Endlich wenden sich alle in einem tumultuarischen Enthusiasmus dem Eingang zu, denn nun erscheint der Erwartete. Kein Fürst, kein General, kein Kirchenlicht, sondern ein ganz einfacher junger Mann, der mit Wohlwollen und Lächeln naht und stürmisch begrüßt wird. Fünfundzwanzig Menschen präsentieren mich dem Jüngling, der die Hand voll Ergebenheit an die Stirn legt. Leider ist sein Englisch nicht allzu deutlich, aber ich erfahre doch, daß er zur Hochzeit seines Bruders nach Benares reist. Dieser Bruder ist fünf Jahre alt. Unter den stürmischen Nachrufen der Volksmenge auf dem Bahnsteig fährt der Zug ab. Ich kann meine Neugierde nicht länger zügeln und frage meinen Schlafkameraden: »Wer bist du und wer waren alle jene Menschen, die dir das Geleit gaben?« »Alle diese Leute sind meine Diener,« sagt er, »oder vielmehr Handlungsdiener, Gehilfen, Mitarbeiter, ich bin der Chef eines Handelshauses, und was Sie beobachtet haben, ist auf unser altes patriarchalisches System zurückzuführen – wir alle sind wie eine Familie.« »Es war schön,« meine ich, »wie die Leute um Sie besorgt waren, Ihr Bett in Ordnung brachten und es Ihnen so bequem wie möglich zu machen suchten.« Stolz und bescheiden antwortet der Hindujüngling: »Ich gebe ihnen ja auch ihr Brot.«

*

Der Morgen schreitet über die sonnenverbrannten Felder und schon ist die heilige Stadt ganz nahe. Längst ist mein Bett in dem grünen Sack, der mich durch ganz Indien begleitet, verschwunden, und ich stehe am Fenster in Erwartung der ersten Zeichen, die die Nähe der heiligen Stadt verkünden sollen. Auch mein junger Reisegefährte hat sich erhoben, gießt aus dem goldglänzenden Chettie Wasser über seine Hände und murmelt Morgengebete. Auf den Feldern draußen ist es schon rege. Schwerfällige Wasserbüffel gehen vor altertümlichen Pflügen aus Holz. Auf dem Rücken jedes Tieres sitzen schwarze Vögel, die sich durch die Bewegung durchaus nicht vertreiben lassen. Es sind Madenhacker, die den Büffeln das Geschmeiß aus dem zottigen Fell heraushacken. Raubvögel schweben in den Lüften. Elefanten und Buckelrinder schleppen Lasten und ziehen zweiräderige Ekkas über die staubigen Landstraßen, die die Felder kreuzen. Primitiv wie die Menschen sind die Behausungen, die am Zuge vorüberziehen. Alle Häuser aus sonnengebackenem Lehm, die Menschen braun und nackt, nur mit einer bunten Windel bekleidet, um die Blöße zu decken. Allein die Frauen machen eine Ausnahme. Schlanke Wesen mit großen braunen Gazellenaugen, schreiten sie stolzen Ganges, in bunten Musselin gehüllt, vorüber.

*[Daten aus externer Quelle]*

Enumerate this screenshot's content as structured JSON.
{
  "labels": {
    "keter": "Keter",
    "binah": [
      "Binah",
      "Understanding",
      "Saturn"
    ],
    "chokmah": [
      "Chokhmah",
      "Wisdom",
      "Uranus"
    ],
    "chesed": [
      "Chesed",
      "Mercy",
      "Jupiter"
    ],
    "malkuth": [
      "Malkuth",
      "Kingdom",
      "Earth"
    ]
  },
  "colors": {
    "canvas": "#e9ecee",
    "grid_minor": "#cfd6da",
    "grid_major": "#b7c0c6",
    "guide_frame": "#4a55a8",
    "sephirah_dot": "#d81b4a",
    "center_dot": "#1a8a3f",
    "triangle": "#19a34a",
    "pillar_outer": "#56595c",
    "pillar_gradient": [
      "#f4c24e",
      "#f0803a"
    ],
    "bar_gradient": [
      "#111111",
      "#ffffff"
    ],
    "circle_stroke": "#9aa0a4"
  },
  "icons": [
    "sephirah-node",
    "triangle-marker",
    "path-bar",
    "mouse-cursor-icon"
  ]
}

Als der Zug die Station Moghal Serai hinter sich gelassen hat, macht ein Schrei meines Hindugefährten mich auf die andere Seite des Zuges eilen – er deutet mit der Hand zum Fenster hinaus und kann nicht sprechen, Tränen rollen seine Wangen hinab, er faltet die Hände zum Gebet. Und als ich den Kopf zum Fenster hinausstrecke, umfasse ich mit meinen Blicken zugleich zwei seltsame Erscheinungen. Das Bahngeleise macht eine Krümmung und ich übersehe auf einmal den ganzen Zug, der mit vorgeschobenen Köpfen und gestikulierenden Händen wie besät ist. Wäre der Train ein Schiff, er würde sich sicher auf die Seite neigen, denn alle Passagiere sind an die Fenster geeilt, haben die Bänke erstiegen, um über die Köpfe der vor ihnen Stehenden hinwegsehen zu können, und alle haben nur Augen für den Silberstreifen, der sich in der Ferne durchs Gelände windet, und die bunten pittoresken Zacken und goldig leuchtenden Spitzen, die seine Krümmungen begleiten. Wie ein Rausch ist es über die vielen Hunderte von braunen Reisenden gekommen. Aller Augen glänzen vor Begeisterung und Rührung, die Hände falten sich, ein lauter Singsang wird vernehmbar. Aber auch mir klopft das Herz höher, auch meine Augen werden weit, denn jene Silberschlange, die deutlicher und deutlicher wird, ist der heilige Ganges, der seine gebenedeiten Wasser an dem Mittelpunkt des Siwareiches vorüberströmen läßt, dem mit tausend Tempeln geschmückten großen Kasi, das die Sahibs Benares nennen.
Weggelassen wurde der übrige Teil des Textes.